Shoprite announced on Monday, August 23, that it was withdrawing from Uganda and Madagascar after two decades of activity. This, he said in a statement without further details, in line with the group’s review process outside South Africa, its local market.
Present since 2000 in Uganda where it operates five stores, and since 2002 in Madagascar where it has 10 stores, the South African supermarket chain had already registered its withdrawal from Kenya and, since last June, from Nigeria. Indeed, after 16 years in the country, it sold the ownership of its subsidiary Retail Supermarkets Nigeria Limited, to Ketron Investment Ltd, a company owned by a group of institutional investors led by billionaire Tayo Amusan.
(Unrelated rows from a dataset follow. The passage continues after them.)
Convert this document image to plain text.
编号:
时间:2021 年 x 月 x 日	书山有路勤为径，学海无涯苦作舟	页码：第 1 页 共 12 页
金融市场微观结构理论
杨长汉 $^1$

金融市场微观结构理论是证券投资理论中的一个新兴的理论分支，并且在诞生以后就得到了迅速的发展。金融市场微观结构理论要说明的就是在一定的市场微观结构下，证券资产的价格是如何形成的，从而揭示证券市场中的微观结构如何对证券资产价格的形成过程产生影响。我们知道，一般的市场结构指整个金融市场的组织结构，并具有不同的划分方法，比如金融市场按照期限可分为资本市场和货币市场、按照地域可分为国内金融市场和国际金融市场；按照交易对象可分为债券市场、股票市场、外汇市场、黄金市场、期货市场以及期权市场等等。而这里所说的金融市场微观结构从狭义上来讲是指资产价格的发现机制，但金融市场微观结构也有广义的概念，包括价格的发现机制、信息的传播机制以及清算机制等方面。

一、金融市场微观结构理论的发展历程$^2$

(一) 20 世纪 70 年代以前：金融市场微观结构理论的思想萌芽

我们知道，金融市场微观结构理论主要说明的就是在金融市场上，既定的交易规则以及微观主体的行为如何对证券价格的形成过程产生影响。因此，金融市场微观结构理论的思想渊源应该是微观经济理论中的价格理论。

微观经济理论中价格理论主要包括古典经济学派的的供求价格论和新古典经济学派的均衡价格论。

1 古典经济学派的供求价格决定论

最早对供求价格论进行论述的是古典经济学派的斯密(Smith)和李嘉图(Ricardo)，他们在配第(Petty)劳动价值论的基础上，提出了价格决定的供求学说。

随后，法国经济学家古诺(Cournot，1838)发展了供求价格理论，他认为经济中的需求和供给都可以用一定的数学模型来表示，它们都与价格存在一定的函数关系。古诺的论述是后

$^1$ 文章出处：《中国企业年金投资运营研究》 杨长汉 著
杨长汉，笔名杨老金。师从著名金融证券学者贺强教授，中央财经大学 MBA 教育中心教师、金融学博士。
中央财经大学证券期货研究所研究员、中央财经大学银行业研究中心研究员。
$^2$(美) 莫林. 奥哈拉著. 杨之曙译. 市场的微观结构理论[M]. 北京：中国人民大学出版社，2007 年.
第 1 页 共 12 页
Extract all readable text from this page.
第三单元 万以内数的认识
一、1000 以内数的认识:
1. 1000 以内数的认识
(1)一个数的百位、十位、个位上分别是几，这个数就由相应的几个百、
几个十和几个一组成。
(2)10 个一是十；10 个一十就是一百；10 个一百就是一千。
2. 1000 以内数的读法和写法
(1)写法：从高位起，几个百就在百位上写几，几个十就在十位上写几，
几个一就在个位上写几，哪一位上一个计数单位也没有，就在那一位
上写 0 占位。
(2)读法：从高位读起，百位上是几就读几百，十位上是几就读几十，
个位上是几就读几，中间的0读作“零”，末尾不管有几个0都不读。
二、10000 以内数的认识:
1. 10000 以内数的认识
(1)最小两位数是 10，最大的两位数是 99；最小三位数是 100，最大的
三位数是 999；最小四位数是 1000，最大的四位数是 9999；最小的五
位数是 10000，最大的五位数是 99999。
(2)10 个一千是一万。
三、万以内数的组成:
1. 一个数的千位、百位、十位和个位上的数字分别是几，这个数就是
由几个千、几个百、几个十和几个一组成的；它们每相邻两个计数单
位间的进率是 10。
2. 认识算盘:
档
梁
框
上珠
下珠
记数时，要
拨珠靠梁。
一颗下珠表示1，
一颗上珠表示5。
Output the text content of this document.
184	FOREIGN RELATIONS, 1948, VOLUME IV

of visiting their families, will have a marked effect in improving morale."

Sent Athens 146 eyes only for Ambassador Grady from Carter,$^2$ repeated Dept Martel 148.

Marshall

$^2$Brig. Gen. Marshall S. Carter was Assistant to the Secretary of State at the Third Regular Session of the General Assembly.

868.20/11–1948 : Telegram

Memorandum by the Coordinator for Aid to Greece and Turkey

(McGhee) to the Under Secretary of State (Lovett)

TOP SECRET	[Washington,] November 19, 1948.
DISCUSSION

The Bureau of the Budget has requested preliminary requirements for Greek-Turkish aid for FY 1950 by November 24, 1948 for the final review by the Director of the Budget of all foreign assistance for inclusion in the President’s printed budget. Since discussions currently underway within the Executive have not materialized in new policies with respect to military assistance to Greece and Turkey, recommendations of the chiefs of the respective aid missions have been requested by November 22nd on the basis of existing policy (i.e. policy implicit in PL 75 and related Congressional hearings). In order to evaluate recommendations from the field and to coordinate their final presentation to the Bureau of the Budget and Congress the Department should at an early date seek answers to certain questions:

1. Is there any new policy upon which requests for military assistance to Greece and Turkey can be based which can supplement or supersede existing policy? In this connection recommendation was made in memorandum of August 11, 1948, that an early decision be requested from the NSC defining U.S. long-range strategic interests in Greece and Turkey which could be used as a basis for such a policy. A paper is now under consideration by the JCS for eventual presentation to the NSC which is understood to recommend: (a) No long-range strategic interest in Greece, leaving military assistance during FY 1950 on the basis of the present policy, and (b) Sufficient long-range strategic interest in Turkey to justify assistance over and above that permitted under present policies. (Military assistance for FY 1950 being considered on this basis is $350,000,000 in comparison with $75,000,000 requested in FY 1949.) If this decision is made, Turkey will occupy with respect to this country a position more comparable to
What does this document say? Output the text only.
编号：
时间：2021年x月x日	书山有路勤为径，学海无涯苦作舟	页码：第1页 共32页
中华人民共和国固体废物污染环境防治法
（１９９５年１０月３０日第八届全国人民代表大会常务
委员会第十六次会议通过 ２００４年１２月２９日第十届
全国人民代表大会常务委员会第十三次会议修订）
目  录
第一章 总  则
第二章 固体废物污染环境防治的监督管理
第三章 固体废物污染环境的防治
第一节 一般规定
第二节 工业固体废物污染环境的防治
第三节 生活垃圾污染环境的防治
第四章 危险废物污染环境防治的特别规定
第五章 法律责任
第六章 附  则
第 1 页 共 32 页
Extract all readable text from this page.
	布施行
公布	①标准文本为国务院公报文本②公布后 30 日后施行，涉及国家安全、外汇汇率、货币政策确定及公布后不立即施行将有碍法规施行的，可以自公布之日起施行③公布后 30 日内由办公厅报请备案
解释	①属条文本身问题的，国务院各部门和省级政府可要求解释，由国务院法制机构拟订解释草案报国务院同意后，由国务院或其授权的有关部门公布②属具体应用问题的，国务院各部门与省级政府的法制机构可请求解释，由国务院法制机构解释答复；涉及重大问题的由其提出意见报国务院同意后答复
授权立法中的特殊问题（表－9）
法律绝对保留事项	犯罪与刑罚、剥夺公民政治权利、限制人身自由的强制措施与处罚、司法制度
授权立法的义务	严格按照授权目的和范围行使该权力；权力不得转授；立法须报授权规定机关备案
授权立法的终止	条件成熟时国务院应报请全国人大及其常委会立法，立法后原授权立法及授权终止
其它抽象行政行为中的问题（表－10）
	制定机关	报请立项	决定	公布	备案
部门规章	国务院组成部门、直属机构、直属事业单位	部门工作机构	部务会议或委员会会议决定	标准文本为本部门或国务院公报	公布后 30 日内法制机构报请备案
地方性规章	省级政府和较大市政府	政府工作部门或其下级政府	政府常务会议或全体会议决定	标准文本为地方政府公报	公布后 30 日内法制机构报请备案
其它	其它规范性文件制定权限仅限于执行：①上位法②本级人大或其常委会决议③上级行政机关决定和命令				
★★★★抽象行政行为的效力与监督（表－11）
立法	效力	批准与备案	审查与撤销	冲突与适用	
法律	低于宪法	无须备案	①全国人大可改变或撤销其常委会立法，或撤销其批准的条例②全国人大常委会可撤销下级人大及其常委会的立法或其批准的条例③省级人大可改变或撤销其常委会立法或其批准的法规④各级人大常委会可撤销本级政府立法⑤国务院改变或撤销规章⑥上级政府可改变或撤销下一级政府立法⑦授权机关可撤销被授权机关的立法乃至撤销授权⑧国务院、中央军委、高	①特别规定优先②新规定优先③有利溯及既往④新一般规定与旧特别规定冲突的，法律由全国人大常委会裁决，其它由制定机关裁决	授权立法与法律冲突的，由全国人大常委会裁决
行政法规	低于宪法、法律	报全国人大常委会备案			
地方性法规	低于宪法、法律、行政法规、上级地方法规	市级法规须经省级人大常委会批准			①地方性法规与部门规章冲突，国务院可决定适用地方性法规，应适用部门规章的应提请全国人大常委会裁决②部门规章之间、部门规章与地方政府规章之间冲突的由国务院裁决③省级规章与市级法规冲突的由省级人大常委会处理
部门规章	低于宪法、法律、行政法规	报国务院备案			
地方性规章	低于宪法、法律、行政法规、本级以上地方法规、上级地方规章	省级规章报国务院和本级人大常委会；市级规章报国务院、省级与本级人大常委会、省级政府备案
The gradual withdrawal of the Shoprite group from the markets of the continent is mainly due to currency devaluations, supply problems and weak consumer spending in Angola, Nigeria and Zambia. Factors that weighed on its profits.
“The capital that we are going to invest from now on in the region (excluding South Africa) will be at a minimum level and we will continue to manage costs as much as we can”, explained Pieter Engelbrecht, CEO of Shoprite, which now relies on the local market where the group holds 30% of the distribution market.
In 2020, Shoprite employed approximately 141,000 people in nearly 3,000 stores across Africa. The continent’s main food retailer had a network of nearly 3,000 company-owned stores in 15 countries.